Wilhelmshaven - Beim Inlinehockey-Länderpokal in Assenheim – einem Turnier für Landesauswahlmannschaften der Altersklasse U 16 – hat das Team Niedersachsen den Sieg nur knapp verpasst. Angefeuert von zahlreichen Fans schaffte es die Auswahl bis ins Finale, zog dort aber gegen Nordrhein-Westfalen den Kürzeren und landete damit auf Platz zwei.
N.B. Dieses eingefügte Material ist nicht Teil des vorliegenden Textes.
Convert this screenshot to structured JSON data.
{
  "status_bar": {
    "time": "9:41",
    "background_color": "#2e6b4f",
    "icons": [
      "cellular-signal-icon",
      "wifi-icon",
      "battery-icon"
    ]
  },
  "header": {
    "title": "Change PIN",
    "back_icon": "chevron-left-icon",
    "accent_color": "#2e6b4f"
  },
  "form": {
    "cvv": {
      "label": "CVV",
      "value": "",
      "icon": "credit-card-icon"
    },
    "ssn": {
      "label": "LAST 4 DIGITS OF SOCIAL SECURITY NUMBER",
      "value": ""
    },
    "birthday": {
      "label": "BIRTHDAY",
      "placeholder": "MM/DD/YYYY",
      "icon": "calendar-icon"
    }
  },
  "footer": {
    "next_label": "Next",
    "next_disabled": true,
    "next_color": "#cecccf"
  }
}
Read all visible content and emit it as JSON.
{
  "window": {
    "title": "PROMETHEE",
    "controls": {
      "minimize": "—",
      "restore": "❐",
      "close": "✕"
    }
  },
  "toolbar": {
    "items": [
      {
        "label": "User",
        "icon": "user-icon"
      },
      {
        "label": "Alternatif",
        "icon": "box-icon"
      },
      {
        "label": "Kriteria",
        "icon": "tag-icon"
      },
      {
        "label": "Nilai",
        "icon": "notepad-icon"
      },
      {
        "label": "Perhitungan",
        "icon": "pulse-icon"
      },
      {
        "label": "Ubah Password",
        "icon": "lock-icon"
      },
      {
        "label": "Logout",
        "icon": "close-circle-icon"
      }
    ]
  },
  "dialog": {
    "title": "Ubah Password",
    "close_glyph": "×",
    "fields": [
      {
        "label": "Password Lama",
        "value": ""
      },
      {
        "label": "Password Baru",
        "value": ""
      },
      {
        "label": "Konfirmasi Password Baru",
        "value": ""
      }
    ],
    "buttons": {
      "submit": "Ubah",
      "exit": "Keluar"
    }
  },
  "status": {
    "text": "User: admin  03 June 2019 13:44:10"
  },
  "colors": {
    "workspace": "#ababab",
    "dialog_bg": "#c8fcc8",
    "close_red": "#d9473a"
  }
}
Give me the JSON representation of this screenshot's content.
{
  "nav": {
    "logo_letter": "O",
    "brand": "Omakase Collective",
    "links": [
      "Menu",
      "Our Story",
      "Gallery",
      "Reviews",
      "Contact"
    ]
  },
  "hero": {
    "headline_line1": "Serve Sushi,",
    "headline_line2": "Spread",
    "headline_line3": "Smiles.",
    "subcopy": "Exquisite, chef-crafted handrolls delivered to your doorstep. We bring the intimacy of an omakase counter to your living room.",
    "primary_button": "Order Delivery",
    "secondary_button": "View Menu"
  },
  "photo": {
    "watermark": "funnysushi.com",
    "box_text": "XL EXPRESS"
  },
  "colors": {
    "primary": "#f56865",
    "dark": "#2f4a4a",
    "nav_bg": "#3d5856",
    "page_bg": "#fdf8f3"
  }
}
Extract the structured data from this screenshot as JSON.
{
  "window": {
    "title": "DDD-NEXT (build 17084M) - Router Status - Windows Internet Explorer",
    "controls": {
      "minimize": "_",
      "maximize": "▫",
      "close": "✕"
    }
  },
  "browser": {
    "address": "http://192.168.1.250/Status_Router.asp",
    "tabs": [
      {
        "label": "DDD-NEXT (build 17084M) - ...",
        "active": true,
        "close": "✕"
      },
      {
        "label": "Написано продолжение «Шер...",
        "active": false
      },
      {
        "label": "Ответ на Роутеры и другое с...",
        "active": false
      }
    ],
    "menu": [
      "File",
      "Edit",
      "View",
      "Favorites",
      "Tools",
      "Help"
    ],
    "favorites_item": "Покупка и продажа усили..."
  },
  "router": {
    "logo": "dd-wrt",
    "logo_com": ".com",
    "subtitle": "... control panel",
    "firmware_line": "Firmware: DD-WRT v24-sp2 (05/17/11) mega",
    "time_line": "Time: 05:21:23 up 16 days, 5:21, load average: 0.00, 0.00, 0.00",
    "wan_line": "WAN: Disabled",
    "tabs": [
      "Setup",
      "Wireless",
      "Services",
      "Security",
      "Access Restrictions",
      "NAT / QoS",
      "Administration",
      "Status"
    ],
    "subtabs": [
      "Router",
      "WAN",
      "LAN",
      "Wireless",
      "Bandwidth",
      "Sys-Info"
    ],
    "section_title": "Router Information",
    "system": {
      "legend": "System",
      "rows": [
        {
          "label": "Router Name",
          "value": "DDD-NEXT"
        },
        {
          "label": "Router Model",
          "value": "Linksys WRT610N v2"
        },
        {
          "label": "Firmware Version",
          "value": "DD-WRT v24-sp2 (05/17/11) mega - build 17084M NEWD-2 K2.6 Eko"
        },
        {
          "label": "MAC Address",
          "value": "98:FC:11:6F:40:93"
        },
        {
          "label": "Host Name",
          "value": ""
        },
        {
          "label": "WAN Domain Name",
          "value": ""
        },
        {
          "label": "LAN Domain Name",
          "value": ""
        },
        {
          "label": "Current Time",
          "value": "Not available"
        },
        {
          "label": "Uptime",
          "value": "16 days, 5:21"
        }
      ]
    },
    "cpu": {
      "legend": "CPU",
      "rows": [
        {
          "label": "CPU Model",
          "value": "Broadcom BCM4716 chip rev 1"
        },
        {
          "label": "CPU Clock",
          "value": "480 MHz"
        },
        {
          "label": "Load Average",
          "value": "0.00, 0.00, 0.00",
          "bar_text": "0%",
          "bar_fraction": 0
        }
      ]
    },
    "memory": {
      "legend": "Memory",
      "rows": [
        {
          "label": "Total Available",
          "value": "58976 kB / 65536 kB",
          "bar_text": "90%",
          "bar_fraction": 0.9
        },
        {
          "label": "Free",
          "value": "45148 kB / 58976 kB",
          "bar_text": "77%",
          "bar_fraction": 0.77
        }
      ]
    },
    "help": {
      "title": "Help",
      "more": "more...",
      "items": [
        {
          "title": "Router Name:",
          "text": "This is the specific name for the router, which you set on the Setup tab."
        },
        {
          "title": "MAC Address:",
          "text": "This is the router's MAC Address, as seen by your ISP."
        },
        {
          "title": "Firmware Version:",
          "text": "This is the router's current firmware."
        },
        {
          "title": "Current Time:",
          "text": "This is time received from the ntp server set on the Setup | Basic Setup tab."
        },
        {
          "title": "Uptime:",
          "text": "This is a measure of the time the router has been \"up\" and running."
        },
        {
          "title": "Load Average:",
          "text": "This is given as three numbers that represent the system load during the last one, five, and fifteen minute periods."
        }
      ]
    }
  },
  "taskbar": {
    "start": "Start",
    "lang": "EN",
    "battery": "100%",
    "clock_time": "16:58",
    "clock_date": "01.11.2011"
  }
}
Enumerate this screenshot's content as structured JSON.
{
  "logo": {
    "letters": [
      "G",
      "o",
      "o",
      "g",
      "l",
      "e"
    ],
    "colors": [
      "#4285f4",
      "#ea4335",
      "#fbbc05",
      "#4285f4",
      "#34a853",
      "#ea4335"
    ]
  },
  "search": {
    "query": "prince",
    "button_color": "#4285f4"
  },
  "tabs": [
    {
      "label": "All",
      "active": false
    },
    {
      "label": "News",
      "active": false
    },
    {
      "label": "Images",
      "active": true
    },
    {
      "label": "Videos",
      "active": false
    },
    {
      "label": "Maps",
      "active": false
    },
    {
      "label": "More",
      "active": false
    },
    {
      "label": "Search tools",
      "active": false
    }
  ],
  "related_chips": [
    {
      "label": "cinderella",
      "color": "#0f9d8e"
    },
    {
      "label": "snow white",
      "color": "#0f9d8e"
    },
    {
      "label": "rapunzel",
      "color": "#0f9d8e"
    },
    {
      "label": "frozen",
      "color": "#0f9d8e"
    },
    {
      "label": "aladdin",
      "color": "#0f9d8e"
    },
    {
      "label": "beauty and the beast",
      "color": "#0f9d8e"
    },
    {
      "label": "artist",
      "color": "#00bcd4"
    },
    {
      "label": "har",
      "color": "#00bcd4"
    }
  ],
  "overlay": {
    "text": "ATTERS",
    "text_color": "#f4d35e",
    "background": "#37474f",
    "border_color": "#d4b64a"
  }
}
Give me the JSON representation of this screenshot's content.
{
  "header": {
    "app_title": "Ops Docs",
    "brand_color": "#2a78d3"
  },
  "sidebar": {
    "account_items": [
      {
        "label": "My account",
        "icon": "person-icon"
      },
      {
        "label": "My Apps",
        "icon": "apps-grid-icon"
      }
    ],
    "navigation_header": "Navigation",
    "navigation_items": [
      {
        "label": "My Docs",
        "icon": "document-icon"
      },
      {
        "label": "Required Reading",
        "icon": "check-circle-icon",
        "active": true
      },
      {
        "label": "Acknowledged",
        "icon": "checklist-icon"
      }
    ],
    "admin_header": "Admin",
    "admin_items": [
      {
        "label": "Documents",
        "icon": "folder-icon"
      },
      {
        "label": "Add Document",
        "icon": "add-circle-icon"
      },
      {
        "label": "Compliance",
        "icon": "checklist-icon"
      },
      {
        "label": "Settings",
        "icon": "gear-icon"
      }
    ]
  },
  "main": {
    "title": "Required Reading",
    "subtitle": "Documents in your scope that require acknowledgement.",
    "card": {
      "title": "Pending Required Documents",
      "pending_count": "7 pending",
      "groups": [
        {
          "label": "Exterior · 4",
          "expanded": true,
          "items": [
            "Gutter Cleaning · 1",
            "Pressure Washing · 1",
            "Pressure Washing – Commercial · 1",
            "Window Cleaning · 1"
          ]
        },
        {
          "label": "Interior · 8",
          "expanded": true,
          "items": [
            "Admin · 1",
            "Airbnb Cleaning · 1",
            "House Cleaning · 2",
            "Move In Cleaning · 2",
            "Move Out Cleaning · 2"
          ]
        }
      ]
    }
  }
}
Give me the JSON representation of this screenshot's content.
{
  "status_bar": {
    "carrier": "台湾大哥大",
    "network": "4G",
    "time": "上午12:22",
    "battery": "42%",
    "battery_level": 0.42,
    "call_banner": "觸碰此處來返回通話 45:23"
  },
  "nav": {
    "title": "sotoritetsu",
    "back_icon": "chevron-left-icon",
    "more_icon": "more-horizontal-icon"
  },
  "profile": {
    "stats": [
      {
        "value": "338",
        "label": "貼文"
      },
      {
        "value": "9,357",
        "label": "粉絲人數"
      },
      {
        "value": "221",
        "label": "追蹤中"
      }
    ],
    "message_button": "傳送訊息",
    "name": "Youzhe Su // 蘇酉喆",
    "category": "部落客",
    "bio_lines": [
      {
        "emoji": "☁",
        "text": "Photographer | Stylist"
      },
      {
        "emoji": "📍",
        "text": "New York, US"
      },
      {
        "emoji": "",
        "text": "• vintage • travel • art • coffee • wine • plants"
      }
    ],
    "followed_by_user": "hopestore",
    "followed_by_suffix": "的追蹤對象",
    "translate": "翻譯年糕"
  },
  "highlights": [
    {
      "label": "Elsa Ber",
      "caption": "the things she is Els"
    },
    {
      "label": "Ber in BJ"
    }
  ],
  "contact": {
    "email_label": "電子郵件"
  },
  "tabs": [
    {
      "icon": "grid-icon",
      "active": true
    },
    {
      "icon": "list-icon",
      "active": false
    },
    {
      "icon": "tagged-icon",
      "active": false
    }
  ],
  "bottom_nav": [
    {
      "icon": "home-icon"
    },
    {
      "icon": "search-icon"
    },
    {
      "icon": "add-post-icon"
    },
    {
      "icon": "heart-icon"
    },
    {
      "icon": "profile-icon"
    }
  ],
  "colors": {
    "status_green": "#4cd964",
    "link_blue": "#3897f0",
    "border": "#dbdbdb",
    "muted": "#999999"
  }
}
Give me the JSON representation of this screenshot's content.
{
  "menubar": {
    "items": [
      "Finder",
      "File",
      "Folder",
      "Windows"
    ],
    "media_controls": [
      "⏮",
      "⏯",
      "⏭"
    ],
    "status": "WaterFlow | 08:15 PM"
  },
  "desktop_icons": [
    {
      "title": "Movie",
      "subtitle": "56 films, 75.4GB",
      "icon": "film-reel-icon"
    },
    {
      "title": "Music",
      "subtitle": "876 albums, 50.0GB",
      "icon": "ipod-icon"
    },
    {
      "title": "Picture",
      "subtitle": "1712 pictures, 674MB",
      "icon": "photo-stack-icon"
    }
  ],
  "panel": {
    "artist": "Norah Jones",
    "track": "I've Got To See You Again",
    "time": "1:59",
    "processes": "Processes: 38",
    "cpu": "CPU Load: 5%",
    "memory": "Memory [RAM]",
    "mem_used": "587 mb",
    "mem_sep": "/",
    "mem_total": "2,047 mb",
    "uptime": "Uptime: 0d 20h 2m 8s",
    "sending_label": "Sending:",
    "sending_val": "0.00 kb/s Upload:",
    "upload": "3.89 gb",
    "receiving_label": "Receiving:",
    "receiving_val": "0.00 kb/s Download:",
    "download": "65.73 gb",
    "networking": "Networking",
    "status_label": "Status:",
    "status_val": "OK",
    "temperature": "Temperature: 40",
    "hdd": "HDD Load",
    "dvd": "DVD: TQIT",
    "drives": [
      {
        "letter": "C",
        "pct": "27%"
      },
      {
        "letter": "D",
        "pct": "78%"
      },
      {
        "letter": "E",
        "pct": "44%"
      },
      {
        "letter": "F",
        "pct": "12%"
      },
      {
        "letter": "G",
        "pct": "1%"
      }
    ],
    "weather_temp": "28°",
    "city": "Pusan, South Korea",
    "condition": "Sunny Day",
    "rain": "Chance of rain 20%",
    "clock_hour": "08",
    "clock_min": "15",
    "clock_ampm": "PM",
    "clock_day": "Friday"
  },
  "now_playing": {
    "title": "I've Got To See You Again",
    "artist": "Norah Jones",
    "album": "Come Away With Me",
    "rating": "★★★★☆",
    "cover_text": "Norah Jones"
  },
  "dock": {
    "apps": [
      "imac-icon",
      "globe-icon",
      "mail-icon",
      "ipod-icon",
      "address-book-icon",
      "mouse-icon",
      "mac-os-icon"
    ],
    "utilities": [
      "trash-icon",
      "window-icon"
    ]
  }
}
In Assenheim (Hessen) – der Heimspielstätte des Nord-Erstligisten Rhein Main Patriots – trat der talentierte Inlinehockey-Nachwuchs an zwei Tagen gegeneinander an. Im Team Niedersachsen gingen auch Spieler aus den benachbarten Bundesländern Schleswig-Holstein und Hamburg auf Torejagd. Mit dabei Akteure aus Bissendorf, Empelde, Lüneburg, Bergedorf, Kiel sowie Romi Conrads und Fynn Stindt von den Jade Warriors aus Wilhelmshaven. Die Verantwortung lag in Händen des Lüneburger Trainergespanns Klaas Jeschke und Alexander Walden.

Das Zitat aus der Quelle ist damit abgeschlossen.